We use it at https://iotsky.io/ for all backend interaction with aws IoT.

Wrote a blog post about it too: https://medium.com/@iotsky/how-we-built-the-iotsky-backend-u...

gingerlime · on Nov 20, 2016

I wrote Gimel[0] - an A/B testing backend using Labmda and Redis (it can also work with Google BigQuery w/Kinesis).

It's used in production for a few months now and we're really happy with it. It provides a negligible-cost replacement to Optimizely for us.

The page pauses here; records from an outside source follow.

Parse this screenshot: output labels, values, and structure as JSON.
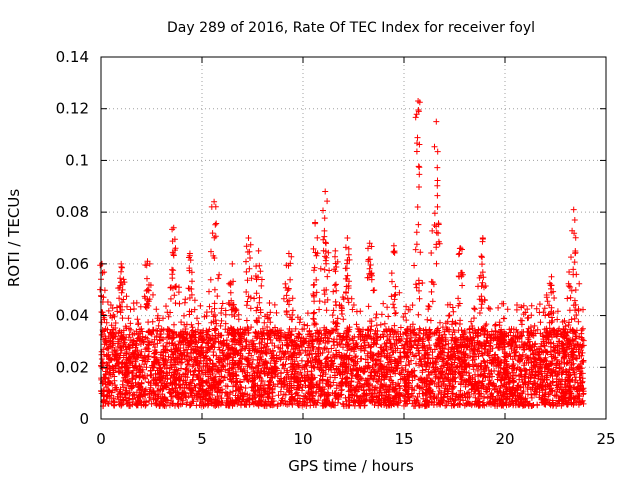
{
  "chart_data": {
    "type": "scatter",
    "title": "Day 289 of 2016, Rate Of TEC Index for receiver foyl",
    "xlabel": "GPS time / hours",
    "ylabel": "ROTI / TECUs",
    "xlim": [
      0,
      25
    ],
    "ylim": [
      0,
      0.14
    ],
    "grid": true,
    "marker": "+",
    "x_ticks": [
      0,
      5,
      10,
      15,
      20,
      25
    ],
    "x_tick_labels": [
      "0",
      "5",
      "10",
      "15",
      "20",
      "25"
    ],
    "y_ticks": [
      0,
      0.02,
      0.04,
      0.06,
      0.08,
      0.1,
      0.12,
      0.14
    ],
    "y_tick_labels": [
      "0",
      "0.02",
      "0.04",
      "0.06",
      "0.08",
      "0.1",
      "0.12",
      "0.14"
    ],
    "series": [
      {
        "name": "ROTI",
        "color": "#ff0000",
        "x_range": [
          0,
          23.9
        ],
        "typical_range": [
          0.005,
          0.035
        ],
        "peaks": [
          {
            "x": 0.05,
            "y": 0.06
          },
          {
            "x": 1.0,
            "y": 0.06
          },
          {
            "x": 2.3,
            "y": 0.061
          },
          {
            "x": 3.6,
            "y": 0.074
          },
          {
            "x": 4.4,
            "y": 0.064
          },
          {
            "x": 5.6,
            "y": 0.084
          },
          {
            "x": 6.5,
            "y": 0.06
          },
          {
            "x": 7.3,
            "y": 0.07
          },
          {
            "x": 7.8,
            "y": 0.065
          },
          {
            "x": 9.3,
            "y": 0.064
          },
          {
            "x": 10.6,
            "y": 0.076
          },
          {
            "x": 11.1,
            "y": 0.088
          },
          {
            "x": 11.6,
            "y": 0.065
          },
          {
            "x": 12.2,
            "y": 0.07
          },
          {
            "x": 13.3,
            "y": 0.068
          },
          {
            "x": 14.5,
            "y": 0.067
          },
          {
            "x": 15.7,
            "y": 0.123
          },
          {
            "x": 16.6,
            "y": 0.115
          },
          {
            "x": 17.8,
            "y": 0.066
          },
          {
            "x": 18.9,
            "y": 0.07
          },
          {
            "x": 22.3,
            "y": 0.055
          },
          {
            "x": 23.4,
            "y": 0.081
          }
        ]
      }
    ]
  }
}
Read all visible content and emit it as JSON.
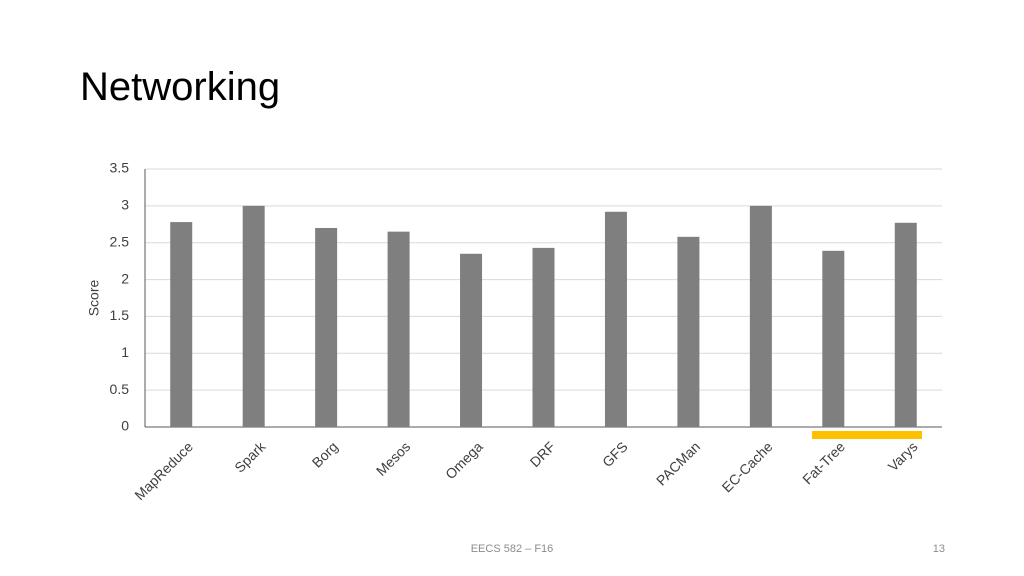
{
  "title": "Networking",
  "footer": "EECS 582 – F16",
  "page_number": "13",
  "chart_data": {
    "type": "bar",
    "y_label": "Score",
    "categories": [
      "MapReduce",
      "Spark",
      "Borg",
      "Mesos",
      "Omega",
      "DRF",
      "GFS",
      "PACMan",
      "EC-Cache",
      "Fat-Tree",
      "Varys"
    ],
    "values": [
      2.78,
      3.0,
      2.7,
      2.65,
      2.35,
      2.43,
      2.92,
      2.58,
      3.0,
      2.39,
      2.77
    ],
    "color": "#7f7f7f",
    "ylim": [
      0,
      3.5
    ],
    "yticks": [
      0,
      0.5,
      1,
      1.5,
      2,
      2.5,
      3,
      3.5
    ],
    "grid": true
  }
}
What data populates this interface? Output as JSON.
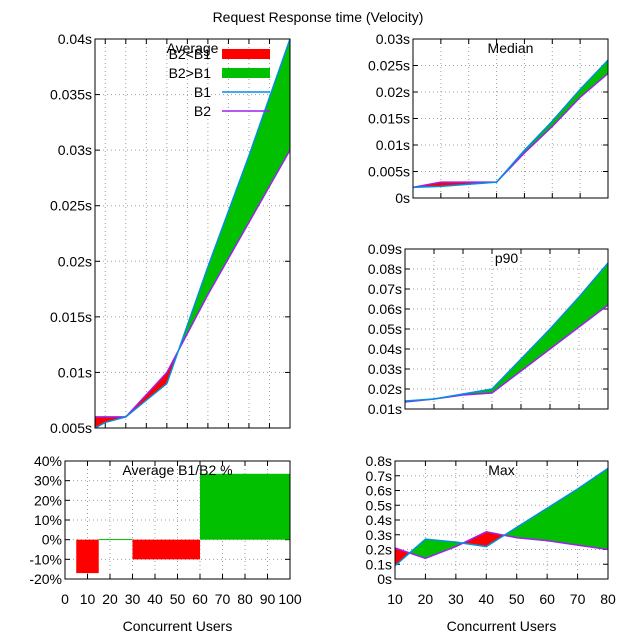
{
  "figure_title": "Request Response time (Velocity)",
  "colors": {
    "b2_gt_b1": "#ff0000",
    "b2_gt_b1_alt": "#00c000",
    "b1": "#0090e0",
    "b2": "#a020f0",
    "grid": "#a0a0a0"
  },
  "chart_data": [
    {
      "id": "average",
      "type": "area",
      "title": "Average",
      "xlabel": "",
      "ylabel": "",
      "xlim": [
        5,
        100
      ],
      "ylim": [
        0.005,
        0.04
      ],
      "xticks": [
        10,
        20,
        30,
        40,
        50,
        60,
        70,
        80,
        90,
        100
      ],
      "yticks": [
        0.005,
        0.01,
        0.015,
        0.02,
        0.025,
        0.03,
        0.035,
        0.04
      ],
      "ytick_labels": [
        "0.005s",
        "0.01s",
        "0.015s",
        "0.02s",
        "0.025s",
        "0.03s",
        "0.035s",
        "0.04s"
      ],
      "x": [
        5,
        10,
        20,
        40,
        60,
        80,
        100
      ],
      "series": [
        {
          "name": "B1",
          "values": [
            0.005,
            0.0055,
            0.006,
            0.009,
            0.0195,
            0.0295,
            0.04
          ]
        },
        {
          "name": "B2",
          "values": [
            0.006,
            0.006,
            0.006,
            0.01,
            0.017,
            0.0235,
            0.03
          ]
        }
      ],
      "fill_legend": [
        "B2<B1",
        "B2>B1"
      ],
      "legend": "top-right",
      "grid": true
    },
    {
      "id": "median",
      "type": "area",
      "title": "Median",
      "xlabel": "",
      "xlim": [
        10,
        80
      ],
      "ylim": [
        0,
        0.03
      ],
      "xticks": [
        10,
        20,
        30,
        40,
        50,
        60,
        70,
        80
      ],
      "yticks": [
        0,
        0.005,
        0.01,
        0.015,
        0.02,
        0.025,
        0.03
      ],
      "ytick_labels": [
        "0s",
        "0.005s",
        "0.01s",
        "0.015s",
        "0.02s",
        "0.025s",
        "0.03s"
      ],
      "x": [
        10,
        20,
        30,
        40,
        50,
        60,
        70,
        80
      ],
      "series": [
        {
          "name": "B1",
          "values": [
            0.002,
            0.0022,
            0.0026,
            0.003,
            0.009,
            0.0145,
            0.0205,
            0.026
          ]
        },
        {
          "name": "B2",
          "values": [
            0.002,
            0.003,
            0.003,
            0.003,
            0.0085,
            0.0135,
            0.019,
            0.0235
          ]
        }
      ],
      "grid": true
    },
    {
      "id": "p90",
      "type": "area",
      "title": "p90",
      "xlabel": "",
      "xlim": [
        10,
        80
      ],
      "ylim": [
        0.01,
        0.09
      ],
      "xticks": [
        10,
        20,
        30,
        40,
        50,
        60,
        70,
        80
      ],
      "yticks": [
        0.01,
        0.02,
        0.03,
        0.04,
        0.05,
        0.06,
        0.07,
        0.08,
        0.09
      ],
      "ytick_labels": [
        "0.01s",
        "0.02s",
        "0.03s",
        "0.04s",
        "0.05s",
        "0.06s",
        "0.07s",
        "0.08s",
        "0.09s"
      ],
      "x": [
        10,
        20,
        30,
        40,
        50,
        60,
        70,
        80
      ],
      "series": [
        {
          "name": "B1",
          "values": [
            0.014,
            0.015,
            0.0175,
            0.02,
            0.035,
            0.05,
            0.066,
            0.083
          ]
        },
        {
          "name": "B2",
          "values": [
            0.0135,
            0.015,
            0.017,
            0.018,
            0.029,
            0.04,
            0.051,
            0.062
          ]
        }
      ],
      "grid": true
    },
    {
      "id": "ratio",
      "type": "bar",
      "title": "Average B1/B2 %",
      "xlabel": "Concurrent Users",
      "xlim": [
        0,
        100
      ],
      "ylim": [
        -20,
        40
      ],
      "xticks": [
        0,
        10,
        20,
        30,
        40,
        50,
        60,
        70,
        80,
        90,
        100
      ],
      "yticks": [
        -20,
        -10,
        0,
        10,
        20,
        30,
        40
      ],
      "ytick_labels": [
        "-20%",
        "-10%",
        "0%",
        "10%",
        "20%",
        "30%",
        "40%"
      ],
      "bars": [
        {
          "x0": 5,
          "x1": 15,
          "value": -17
        },
        {
          "x0": 15,
          "x1": 30,
          "value": 0.3
        },
        {
          "x0": 30,
          "x1": 60,
          "value": -10
        },
        {
          "x0": 60,
          "x1": 100,
          "value": 33.5
        }
      ],
      "grid": true
    },
    {
      "id": "max",
      "type": "area",
      "title": "Max",
      "xlabel": "Concurrent Users",
      "xlim": [
        10,
        80
      ],
      "ylim": [
        0,
        0.8
      ],
      "xticks": [
        10,
        20,
        30,
        40,
        50,
        60,
        70,
        80
      ],
      "yticks": [
        0,
        0.1,
        0.2,
        0.3,
        0.4,
        0.5,
        0.6,
        0.7,
        0.8
      ],
      "ytick_labels": [
        "0s",
        "0.1s",
        "0.2s",
        "0.3s",
        "0.4s",
        "0.5s",
        "0.6s",
        "0.7s",
        "0.8s"
      ],
      "x": [
        10,
        20,
        30,
        40,
        50,
        60,
        70,
        80
      ],
      "series": [
        {
          "name": "B1",
          "values": [
            0.09,
            0.27,
            0.25,
            0.22,
            0.35,
            0.48,
            0.61,
            0.75
          ]
        },
        {
          "name": "B2",
          "values": [
            0.21,
            0.14,
            0.22,
            0.32,
            0.28,
            0.26,
            0.23,
            0.2
          ]
        }
      ],
      "grid": true
    }
  ]
}
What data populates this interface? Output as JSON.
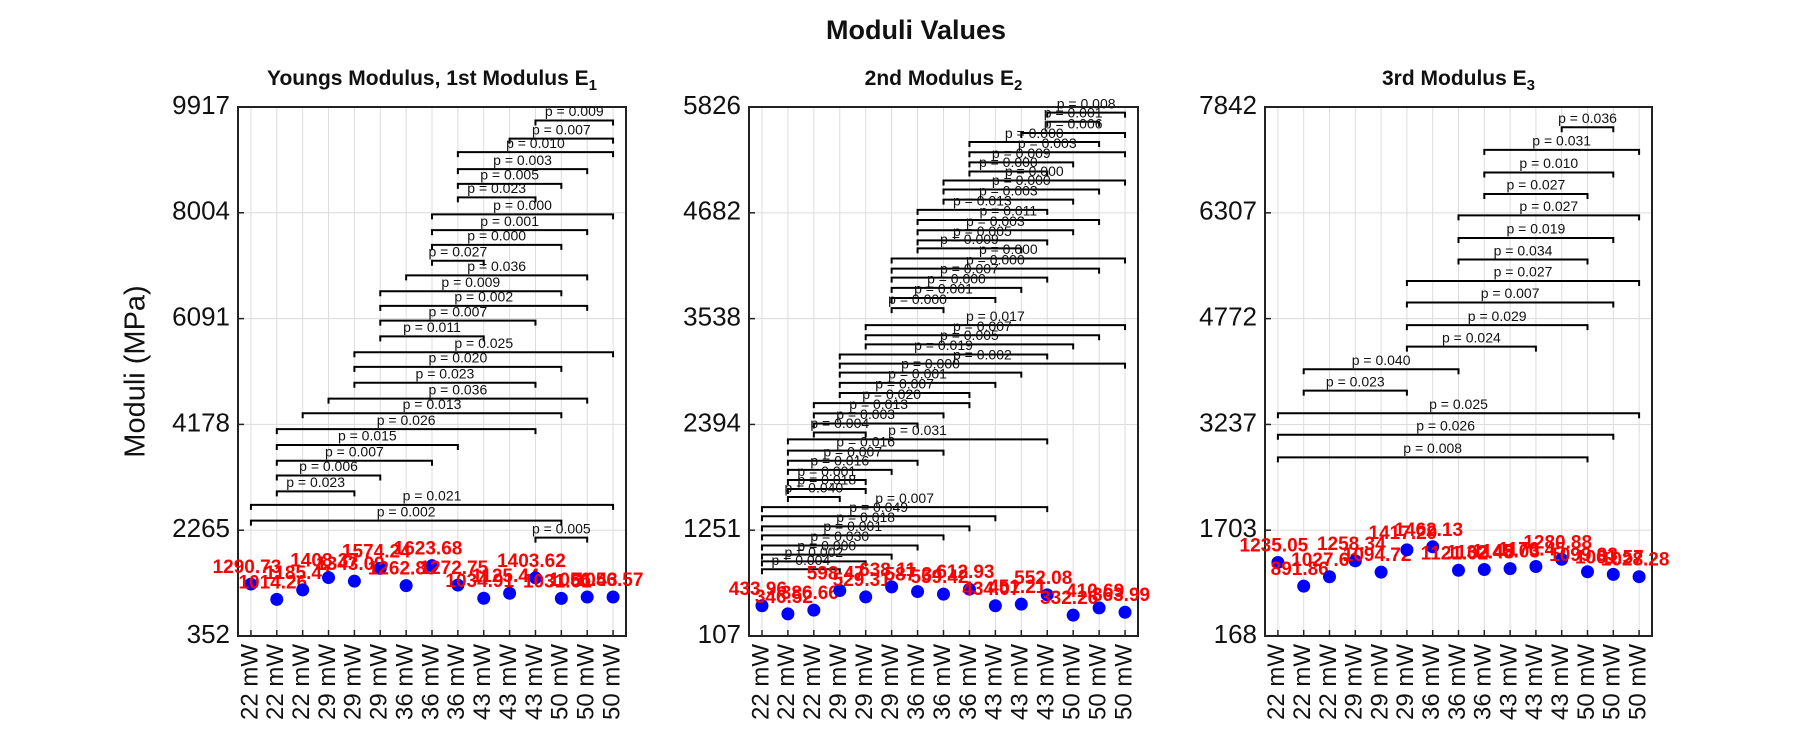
{
  "title": "Moduli Values",
  "chart_data": [
    {
      "type": "dot",
      "title": "Youngs Modulus, 1st Modulus E",
      "title_subscript": "1",
      "ylabel": "Moduli (MPa)",
      "categories": [
        "22 mW",
        "22 mW",
        "22 mW",
        "29 mW",
        "29 mW",
        "29 mW",
        "36 mW",
        "36 mW",
        "36 mW",
        "43 mW",
        "43 mW",
        "43 mW",
        "50 mW",
        "50 mW",
        "50 mW"
      ],
      "color": "#0000ff",
      "label_color": "#ff0000",
      "values": [
        1290.73,
        1014.26,
        1185.41,
        1408.37,
        1343.09,
        1574.24,
        1262.88,
        1623.68,
        1272.75,
        1034.91,
        1125.44,
        1403.62,
        1031.61,
        1056.43,
        1056.57
      ],
      "ylim": [
        352,
        9917
      ],
      "yticks": [
        352,
        2265,
        4178,
        6091,
        8004,
        9917
      ],
      "grid": true,
      "brackets": [
        {
          "span": [
            11,
            14
          ],
          "y": 9673,
          "label": "p = 0.009"
        },
        {
          "span": [
            10,
            14
          ],
          "y": 9346,
          "label": "p = 0.007"
        },
        {
          "span": [
            8,
            14
          ],
          "y": 9100,
          "label": "p = 0.010"
        },
        {
          "span": [
            8,
            13
          ],
          "y": 8794,
          "label": "p = 0.003"
        },
        {
          "span": [
            8,
            12
          ],
          "y": 8528,
          "label": "p = 0.005"
        },
        {
          "span": [
            8,
            11
          ],
          "y": 8283,
          "label": "p = 0.023"
        },
        {
          "span": [
            7,
            14
          ],
          "y": 7976,
          "label": "p = 0.000"
        },
        {
          "span": [
            7,
            13
          ],
          "y": 7690,
          "label": "p = 0.001"
        },
        {
          "span": [
            7,
            12
          ],
          "y": 7424,
          "label": "p = 0.000"
        },
        {
          "span": [
            7,
            9
          ],
          "y": 7138,
          "label": "p = 0.027"
        },
        {
          "span": [
            6,
            13
          ],
          "y": 6872,
          "label": "p = 0.036"
        },
        {
          "span": [
            5,
            12
          ],
          "y": 6586,
          "label": "p = 0.009"
        },
        {
          "span": [
            5,
            13
          ],
          "y": 6320,
          "label": "p = 0.002"
        },
        {
          "span": [
            5,
            11
          ],
          "y": 6055,
          "label": "p = 0.007"
        },
        {
          "span": [
            5,
            9
          ],
          "y": 5769,
          "label": "p = 0.011"
        },
        {
          "span": [
            4,
            14
          ],
          "y": 5482,
          "label": "p = 0.025"
        },
        {
          "span": [
            4,
            12
          ],
          "y": 5217,
          "label": "p = 0.020"
        },
        {
          "span": [
            4,
            11
          ],
          "y": 4931,
          "label": "p = 0.023"
        },
        {
          "span": [
            3,
            13
          ],
          "y": 4644,
          "label": "p = 0.036"
        },
        {
          "span": [
            2,
            12
          ],
          "y": 4379,
          "label": "p = 0.013"
        },
        {
          "span": [
            1,
            11
          ],
          "y": 4093,
          "label": "p = 0.026"
        },
        {
          "span": [
            1,
            8
          ],
          "y": 3806,
          "label": "p = 0.015"
        },
        {
          "span": [
            1,
            7
          ],
          "y": 3520,
          "label": "p = 0.007"
        },
        {
          "span": [
            1,
            5
          ],
          "y": 3254,
          "label": "p = 0.006"
        },
        {
          "span": [
            1,
            4
          ],
          "y": 2968,
          "label": "p = 0.023"
        },
        {
          "span": [
            0,
            14
          ],
          "y": 2723,
          "label": "p = 0.021"
        },
        {
          "span": [
            0,
            12
          ],
          "y": 2437,
          "label": "p = 0.002"
        },
        {
          "span": [
            11,
            13
          ],
          "y": 2130,
          "label": "p = 0.005"
        }
      ]
    },
    {
      "type": "dot",
      "title": "2nd Modulus E",
      "title_subscript": "2",
      "categories": [
        "22 mW",
        "22 mW",
        "22 mW",
        "29 mW",
        "29 mW",
        "29 mW",
        "36 mW",
        "36 mW",
        "36 mW",
        "43 mW",
        "43 mW",
        "43 mW",
        "50 mW",
        "50 mW",
        "50 mW"
      ],
      "color": "#0000ff",
      "label_color": "#ff0000",
      "values": [
        433.96,
        346.52,
        386.66,
        598.47,
        529.31,
        638.11,
        587.34,
        559.42,
        612.93,
        434.07,
        451.21,
        552.08,
        332.26,
        410.69,
        363.99
      ],
      "ylim": [
        107,
        5826
      ],
      "yticks": [
        107,
        1251,
        2394,
        3538,
        4682,
        5826
      ],
      "grid": true,
      "brackets": [
        {
          "span": [
            11,
            14
          ],
          "y": 5765,
          "label": "p = 0.008"
        },
        {
          "span": [
            11,
            13
          ],
          "y": 5667,
          "label": "p = 0.001"
        },
        {
          "span": [
            10,
            14
          ],
          "y": 5545,
          "label": "p = 0.006"
        },
        {
          "span": [
            8,
            13
          ],
          "y": 5447,
          "label": "p = 0.000"
        },
        {
          "span": [
            8,
            14
          ],
          "y": 5337,
          "label": "p = 0.003"
        },
        {
          "span": [
            8,
            12
          ],
          "y": 5227,
          "label": "p = 0.009"
        },
        {
          "span": [
            8,
            11
          ],
          "y": 5129,
          "label": "p = 0.000"
        },
        {
          "span": [
            7,
            14
          ],
          "y": 5032,
          "label": "p = 0.000"
        },
        {
          "span": [
            7,
            13
          ],
          "y": 4934,
          "label": "p = 0.000"
        },
        {
          "span": [
            7,
            12
          ],
          "y": 4824,
          "label": "p = 0.003"
        },
        {
          "span": [
            6,
            11
          ],
          "y": 4714,
          "label": "p = 0.013"
        },
        {
          "span": [
            6,
            13
          ],
          "y": 4604,
          "label": "p = 0.011"
        },
        {
          "span": [
            6,
            12
          ],
          "y": 4494,
          "label": "p = 0.003"
        },
        {
          "span": [
            6,
            11
          ],
          "y": 4384,
          "label": "p = 0.005"
        },
        {
          "span": [
            6,
            10
          ],
          "y": 4298,
          "label": "p = 0.009"
        },
        {
          "span": [
            5,
            14
          ],
          "y": 4188,
          "label": "p = 0.000"
        },
        {
          "span": [
            5,
            13
          ],
          "y": 4079,
          "label": "p = 0.000"
        },
        {
          "span": [
            5,
            11
          ],
          "y": 3981,
          "label": "p = 0.007"
        },
        {
          "span": [
            5,
            10
          ],
          "y": 3871,
          "label": "p = 0.000"
        },
        {
          "span": [
            5,
            9
          ],
          "y": 3761,
          "label": "p = 0.001"
        },
        {
          "span": [
            5,
            7
          ],
          "y": 3651,
          "label": "p = 0.000"
        },
        {
          "span": [
            4,
            14
          ],
          "y": 3468,
          "label": "p = 0.017"
        },
        {
          "span": [
            4,
            13
          ],
          "y": 3358,
          "label": "p = 0.007"
        },
        {
          "span": [
            4,
            12
          ],
          "y": 3260,
          "label": "p = 0.005"
        },
        {
          "span": [
            3,
            11
          ],
          "y": 3150,
          "label": "p = 0.019"
        },
        {
          "span": [
            3,
            14
          ],
          "y": 3052,
          "label": "p = 0.002"
        },
        {
          "span": [
            3,
            10
          ],
          "y": 2954,
          "label": "p = 0.000"
        },
        {
          "span": [
            3,
            9
          ],
          "y": 2844,
          "label": "p = 0.001"
        },
        {
          "span": [
            3,
            8
          ],
          "y": 2734,
          "label": "p = 0.007"
        },
        {
          "span": [
            2,
            8
          ],
          "y": 2624,
          "label": "p = 0.020"
        },
        {
          "span": [
            2,
            7
          ],
          "y": 2514,
          "label": "p = 0.013"
        },
        {
          "span": [
            2,
            6
          ],
          "y": 2404,
          "label": "p = 0.003"
        },
        {
          "span": [
            2,
            4
          ],
          "y": 2307,
          "label": "p = 0.004"
        },
        {
          "span": [
            1,
            11
          ],
          "y": 2233,
          "label": "p = 0.031"
        },
        {
          "span": [
            1,
            7
          ],
          "y": 2111,
          "label": "p = 0.016"
        },
        {
          "span": [
            1,
            6
          ],
          "y": 2001,
          "label": "p = 0.007"
        },
        {
          "span": [
            1,
            5
          ],
          "y": 1903,
          "label": "p = 0.016"
        },
        {
          "span": [
            1,
            4
          ],
          "y": 1793,
          "label": "p = 0.001"
        },
        {
          "span": [
            1,
            4
          ],
          "y": 1696,
          "label": "p = 0.018"
        },
        {
          "span": [
            1,
            3
          ],
          "y": 1610,
          "label": "p = 0.040"
        },
        {
          "span": [
            0,
            11
          ],
          "y": 1500,
          "label": "p = 0.007"
        },
        {
          "span": [
            0,
            9
          ],
          "y": 1402,
          "label": "p = 0.049"
        },
        {
          "span": [
            0,
            8
          ],
          "y": 1292,
          "label": "p = 0.018"
        },
        {
          "span": [
            0,
            7
          ],
          "y": 1195,
          "label": "p = 0.001"
        },
        {
          "span": [
            0,
            6
          ],
          "y": 1085,
          "label": "p = 0.030"
        },
        {
          "span": [
            0,
            5
          ],
          "y": 987,
          "label": "p = 0.000"
        },
        {
          "span": [
            0,
            4
          ],
          "y": 914,
          "label": "p = 0.002"
        },
        {
          "span": [
            0,
            3
          ],
          "y": 828,
          "label": "p = 0.004"
        }
      ]
    },
    {
      "type": "dot",
      "title": "3rd Modulus E",
      "title_subscript": "3",
      "categories": [
        "22 mW",
        "22 mW",
        "22 mW",
        "29 mW",
        "29 mW",
        "29 mW",
        "36 mW",
        "36 mW",
        "36 mW",
        "43 mW",
        "43 mW",
        "43 mW",
        "50 mW",
        "50 mW",
        "50 mW"
      ],
      "color": "#0000ff",
      "label_color": "#ff0000",
      "values": [
        1235.05,
        891.86,
        1027.61,
        1258.34,
        1094.72,
        1417.29,
        1462.13,
        1121.02,
        1132.48,
        1145.03,
        1176.45,
        1280.88,
        1099.93,
        1061.57,
        1028.28
      ],
      "ylim": [
        168,
        7842
      ],
      "yticks": [
        168,
        1703,
        3237,
        4772,
        6307,
        7842
      ],
      "grid": true,
      "brackets": [
        {
          "span": [
            11,
            13
          ],
          "y": 7548,
          "label": "p = 0.036"
        },
        {
          "span": [
            8,
            14
          ],
          "y": 7220,
          "label": "p = 0.031"
        },
        {
          "span": [
            8,
            13
          ],
          "y": 6892,
          "label": "p = 0.010"
        },
        {
          "span": [
            8,
            12
          ],
          "y": 6580,
          "label": "p = 0.027"
        },
        {
          "span": [
            7,
            14
          ],
          "y": 6269,
          "label": "p = 0.027"
        },
        {
          "span": [
            7,
            13
          ],
          "y": 5941,
          "label": "p = 0.019"
        },
        {
          "span": [
            7,
            12
          ],
          "y": 5629,
          "label": "p = 0.034"
        },
        {
          "span": [
            5,
            14
          ],
          "y": 5318,
          "label": "p = 0.027"
        },
        {
          "span": [
            5,
            13
          ],
          "y": 5006,
          "label": "p = 0.007"
        },
        {
          "span": [
            5,
            12
          ],
          "y": 4678,
          "label": "p = 0.029"
        },
        {
          "span": [
            5,
            10
          ],
          "y": 4366,
          "label": "p = 0.024"
        },
        {
          "span": [
            1,
            7
          ],
          "y": 4038,
          "label": "p = 0.040"
        },
        {
          "span": [
            1,
            5
          ],
          "y": 3727,
          "label": "p = 0.023"
        },
        {
          "span": [
            0,
            14
          ],
          "y": 3399,
          "label": "p = 0.025"
        },
        {
          "span": [
            0,
            13
          ],
          "y": 3087,
          "label": "p = 0.026"
        },
        {
          "span": [
            0,
            12
          ],
          "y": 2759,
          "label": "p = 0.008"
        }
      ]
    }
  ]
}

[0] https://github.com/Alephbet/gimel

djhworld · on Nov 20, 2016

It has been good for us, although our use case has mainly been ETL pipelines which seems quite a good fit, especially when you connect it up to Kinesis Firehose/Kinesis or S3 notifications.

The main issue we've seen is, even at the "top" tier (1536mb) the CPU performance doesn't seem very good, it's difficult to tell as they abstract you away from what is actually going on under the hood.

Main advantages: easy to deploy, no infrastructure worries if your problem fits, event based triggers means you don't have to write any of that code, fits well in the AWS ecosystem.

I've seen people making serverless websites and things like that, but I'm not convinced Lambda is a good fit for such a thing (happy to be proven wrong)

pnathan · on Nov 20, 2016

Didn't get to prod. Looked at it around Juneish 2016. High error rates, no SLA, slow boot times, no tooling, deeply inadequate logging.

My technical recommendation is as follows: "No".

discodave · on Nov 21, 2016

What about the logging is inadequate? CloudWatch Logs seems to work pretty well.

iwintermute · on Nov 21, 2016

Not the original poster, but IIRC cloud watch improved a lot in recent months - before that web interface was kinda hard to use with all the log streams, right now it's much easier to search for some event for example (time brackets were added, auto-loading of previous event if I'm not mistaking)

pnathan · on Nov 22, 2016

Compared to, e.g., kibana, splunk, or `cat`, I find it effectively useless. The UI is ... ungood.

aleem · on Nov 20, 2016

It works remarkably well if you use a development toolchain (serverless and claudia are both good though I prefer the latter).

My only gripe is that API Gateway (APIG) charges $3.5 per million requests and there is no other way to invoke lambda functions over HTTP. Had to scale back my micro-service ambitions because of this.

hayd · on Nov 20, 2016

Hmmmm, I know it seems ridiculous but I wonder if it would it be cheaper to just spool up an ec2 machine and async invoke the lambda call e.g. via boto?

It seems like APIG has a boat load of features, which is great... but they are mostly unused.

hayd · on Nov 21, 2016

potentially I'm looking for something like this (to proxy_pass to a lambda function with nginx) https://github.com/washingtonpost/nginx-aws-lambda

realcoopernurse · on Nov 21, 2016

I wrote a AWS Lambda plugin for the Caddy web server which can take the place of API Gateway.

https://caddyserver.com/docs/awslambda

LePetitDev · on Nov 21, 2016

I use Lambda in production as a replacement for a cron server. So far, all it does is keep my cache warm. So far, no complaints. It was actually TJ Holowaychuk's blog posts on his use of Lambda that got me to give it a shot.